When Should I Replace My HVAC System?
There are a few indicators that signal that your HVAC system needs to be replaced.
System is 15 Years Old. A simple rule to keep in mind is that if your system is older than 15 years, it is high time to look for a replacement. Typical HVAC systems will run up to fifteen years without any significant issues. But as the system ages, its efficiency declines. When the unit becomes less efficient, it is more costly to operate.
Safety Concerns. Some HVAC systems use gas-based thermal exchange systems. With older systems, gas leaks can occur, which can be hazardous to the household occupants. If this is the problem, replacing an HVAC system is imperative to guard against such dangerous incidents.
Constant Breakdowns. If you have had to repair your HVAC system multiple times over a short period, then invest in a brand new HVAC system. A new unit will perform as intended and reduce the operating costs while being environmentally friendlier.

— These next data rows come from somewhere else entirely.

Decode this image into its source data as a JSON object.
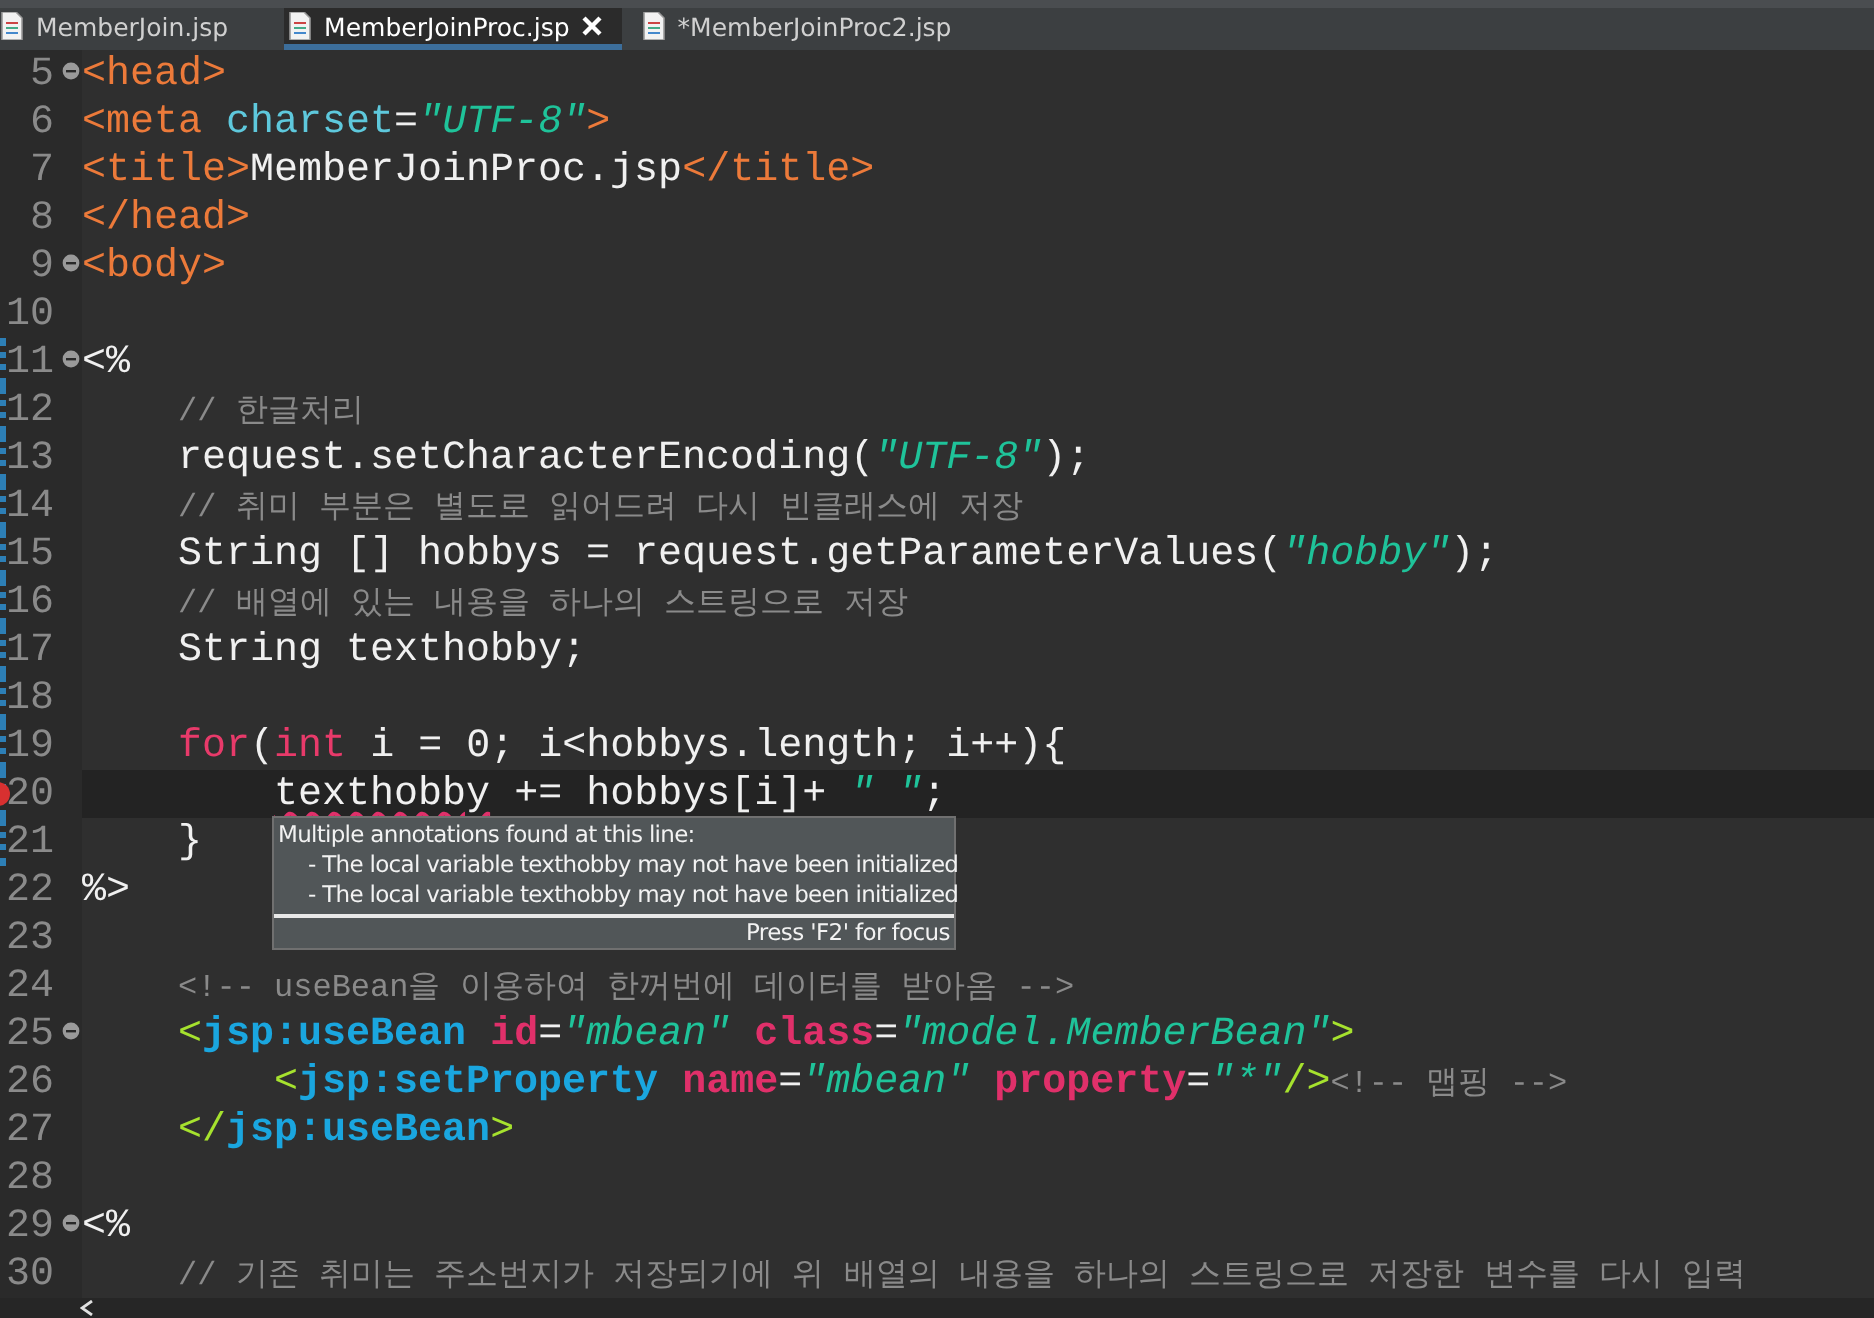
{
  "tabs": [
    {
      "label": "MemberJoin.jsp",
      "selected": false
    },
    {
      "label": "MemberJoinProc.jsp",
      "selected": true
    },
    {
      "label": "*MemberJoinProc2.jsp",
      "selected": false
    }
  ],
  "lines": [
    {
      "n": "5",
      "fold": true,
      "changed": false,
      "current": false,
      "error": false,
      "tokens": [
        {
          "kind": "tag",
          "t": "<head>"
        }
      ]
    },
    {
      "n": "6",
      "fold": false,
      "changed": false,
      "current": false,
      "error": false,
      "tokens": [
        {
          "kind": "tag",
          "t": "<meta"
        },
        {
          "kind": "attr",
          "t": " charset"
        },
        {
          "kind": "text",
          "t": "="
        },
        {
          "kind": "str",
          "t": "\"UTF-8\""
        },
        {
          "kind": "tag",
          "t": ">"
        }
      ]
    },
    {
      "n": "7",
      "fold": false,
      "changed": false,
      "current": false,
      "error": false,
      "tokens": [
        {
          "kind": "tag",
          "t": "<title>"
        },
        {
          "kind": "text",
          "t": "MemberJoinProc.jsp"
        },
        {
          "kind": "tag",
          "t": "</title>"
        }
      ]
    },
    {
      "n": "8",
      "fold": false,
      "changed": false,
      "current": false,
      "error": false,
      "tokens": [
        {
          "kind": "tag",
          "t": "</head>"
        }
      ]
    },
    {
      "n": "9",
      "fold": true,
      "changed": false,
      "current": false,
      "error": false,
      "tokens": [
        {
          "kind": "tag",
          "t": "<body>"
        }
      ]
    },
    {
      "n": "10",
      "fold": false,
      "changed": false,
      "current": false,
      "error": false
    },
    {
      "n": "11",
      "fold": true,
      "changed": true,
      "current": false,
      "error": false,
      "tokens": [
        {
          "kind": "text",
          "t": "<%"
        }
      ]
    },
    {
      "n": "12",
      "fold": false,
      "changed": true,
      "current": false,
      "error": false,
      "tokens": [
        {
          "kind": "cmt",
          "t": "    // 한글처리"
        }
      ]
    },
    {
      "n": "13",
      "fold": false,
      "changed": true,
      "current": false,
      "error": false,
      "tokens": [
        {
          "kind": "text",
          "t": "    request.setCharacterEncoding("
        },
        {
          "kind": "jstr",
          "t": "\"UTF-8\""
        },
        {
          "kind": "text",
          "t": ");"
        }
      ]
    },
    {
      "n": "14",
      "fold": false,
      "changed": true,
      "current": false,
      "error": false,
      "tokens": [
        {
          "kind": "cmt",
          "t": "    // 취미 부분은 별도로 읽어드려 다시 빈클래스에 저장"
        }
      ]
    },
    {
      "n": "15",
      "fold": false,
      "changed": true,
      "current": false,
      "error": false,
      "tokens": [
        {
          "kind": "text",
          "t": "    String [] hobbys = request.getParameterValues("
        },
        {
          "kind": "jstr",
          "t": "\"hobby\""
        },
        {
          "kind": "text",
          "t": ");"
        }
      ]
    },
    {
      "n": "16",
      "fold": false,
      "changed": true,
      "current": false,
      "error": false,
      "tokens": [
        {
          "kind": "cmt",
          "t": "    // 배열에 있는 내용을 하나의 스트링으로 저장"
        }
      ]
    },
    {
      "n": "17",
      "fold": false,
      "changed": true,
      "current": false,
      "error": false,
      "tokens": [
        {
          "kind": "text",
          "t": "    String texthobby;"
        }
      ]
    },
    {
      "n": "18",
      "fold": false,
      "changed": true,
      "current": false,
      "error": false
    },
    {
      "n": "19",
      "fold": false,
      "changed": true,
      "current": false,
      "error": false,
      "tokens": [
        {
          "kind": "kw",
          "t": "    for"
        },
        {
          "kind": "text",
          "t": "("
        },
        {
          "kind": "kw",
          "t": "int"
        },
        {
          "kind": "text",
          "t": " i = 0; i<hobbys.length; i++){"
        }
      ]
    },
    {
      "n": "20",
      "fold": false,
      "changed": true,
      "current": true,
      "error": true,
      "tokens": [
        {
          "kind": "err",
          "t": "        texthobby"
        },
        {
          "kind": "text",
          "t": " += hobbys[i]+ "
        },
        {
          "kind": "jstr",
          "t": "\" \""
        },
        {
          "kind": "text",
          "t": ";"
        }
      ]
    },
    {
      "n": "21",
      "fold": false,
      "changed": true,
      "current": false,
      "error": false,
      "tokens": [
        {
          "kind": "text",
          "t": "    }"
        }
      ]
    },
    {
      "n": "22",
      "fold": false,
      "changed": false,
      "current": false,
      "error": false,
      "tokens": [
        {
          "kind": "text",
          "t": "%>"
        }
      ]
    },
    {
      "n": "23",
      "fold": false,
      "changed": false,
      "current": false,
      "error": false
    },
    {
      "n": "24",
      "fold": false,
      "changed": false,
      "current": false,
      "error": false,
      "tokens": [
        {
          "kind": "cmt",
          "t": "    <!-- useBean을 이용하여 한꺼번에 데이터를 받아옴 -->"
        }
      ]
    },
    {
      "n": "25",
      "fold": true,
      "changed": false,
      "current": false,
      "error": false,
      "tokens": [
        {
          "kind": "jb",
          "t": "    <"
        },
        {
          "kind": "jsp",
          "t": "jsp:useBean"
        },
        {
          "kind": "jattr",
          "t": " id"
        },
        {
          "kind": "text",
          "t": "="
        },
        {
          "kind": "jstr",
          "t": "\"mbean\""
        },
        {
          "kind": "jattr",
          "t": " class"
        },
        {
          "kind": "text",
          "t": "="
        },
        {
          "kind": "jstr",
          "t": "\"model.MemberBean\""
        },
        {
          "kind": "jb",
          "t": ">"
        }
      ]
    },
    {
      "n": "26",
      "fold": false,
      "changed": false,
      "current": false,
      "error": false,
      "tokens": [
        {
          "kind": "jb",
          "t": "        <"
        },
        {
          "kind": "jsp",
          "t": "jsp:setProperty"
        },
        {
          "kind": "jattr",
          "t": " name"
        },
        {
          "kind": "text",
          "t": "="
        },
        {
          "kind": "jstr",
          "t": "\"mbean\""
        },
        {
          "kind": "jattr",
          "t": " property"
        },
        {
          "kind": "text",
          "t": "="
        },
        {
          "kind": "jstr",
          "t": "\"*\""
        },
        {
          "kind": "jb",
          "t": "/>"
        },
        {
          "kind": "cmt",
          "t": "<!-- 맵핑 -->"
        }
      ]
    },
    {
      "n": "27",
      "fold": false,
      "changed": false,
      "current": false,
      "error": false,
      "tokens": [
        {
          "kind": "jb",
          "t": "    </"
        },
        {
          "kind": "jsp",
          "t": "jsp:useBean"
        },
        {
          "kind": "jb",
          "t": ">"
        }
      ]
    },
    {
      "n": "28",
      "fold": false,
      "changed": false,
      "current": false,
      "error": false
    },
    {
      "n": "29",
      "fold": true,
      "changed": false,
      "current": false,
      "error": false,
      "tokens": [
        {
          "kind": "text",
          "t": "<%"
        }
      ]
    },
    {
      "n": "30",
      "fold": false,
      "changed": false,
      "current": false,
      "error": false,
      "tokens": [
        {
          "kind": "cmt",
          "t": "    // 기존 취미는 주소번지가 저장되기에 위 배열의 내용을 하나의 스트링으로 저장한 변수를 다시 입력"
        }
      ]
    }
  ],
  "tooltip": {
    "title": "Multiple annotations found at this line:",
    "items": [
      "- The local variable texthobby may not have been initialized",
      "- The local variable texthobby may not have been initialized"
    ],
    "footer": "Press 'F2' for focus"
  }
}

Most people cringe at the cost of replacing their HVAC system, and rightly so. HVAC units are expensive, but so are numerous repairs, and after repairs you often have to replace the unit anyway.
One example is an HVAC system which has a coolant leak is far more costly to refill frequently than it is to buy a new HVAC system. Prices of R22 coolant refill can cost up to 500 dollars. With a coolant leak, there is a high probability that the compressor will fail soon. In such a case, it would be more cost-efficient to replace the entire HVAC system instead of having the coolant filled multiple times. These sorts of scenarios should be considered when weighing options between repair and replacement, and so the mere thought of the cost of replacement must not scare you.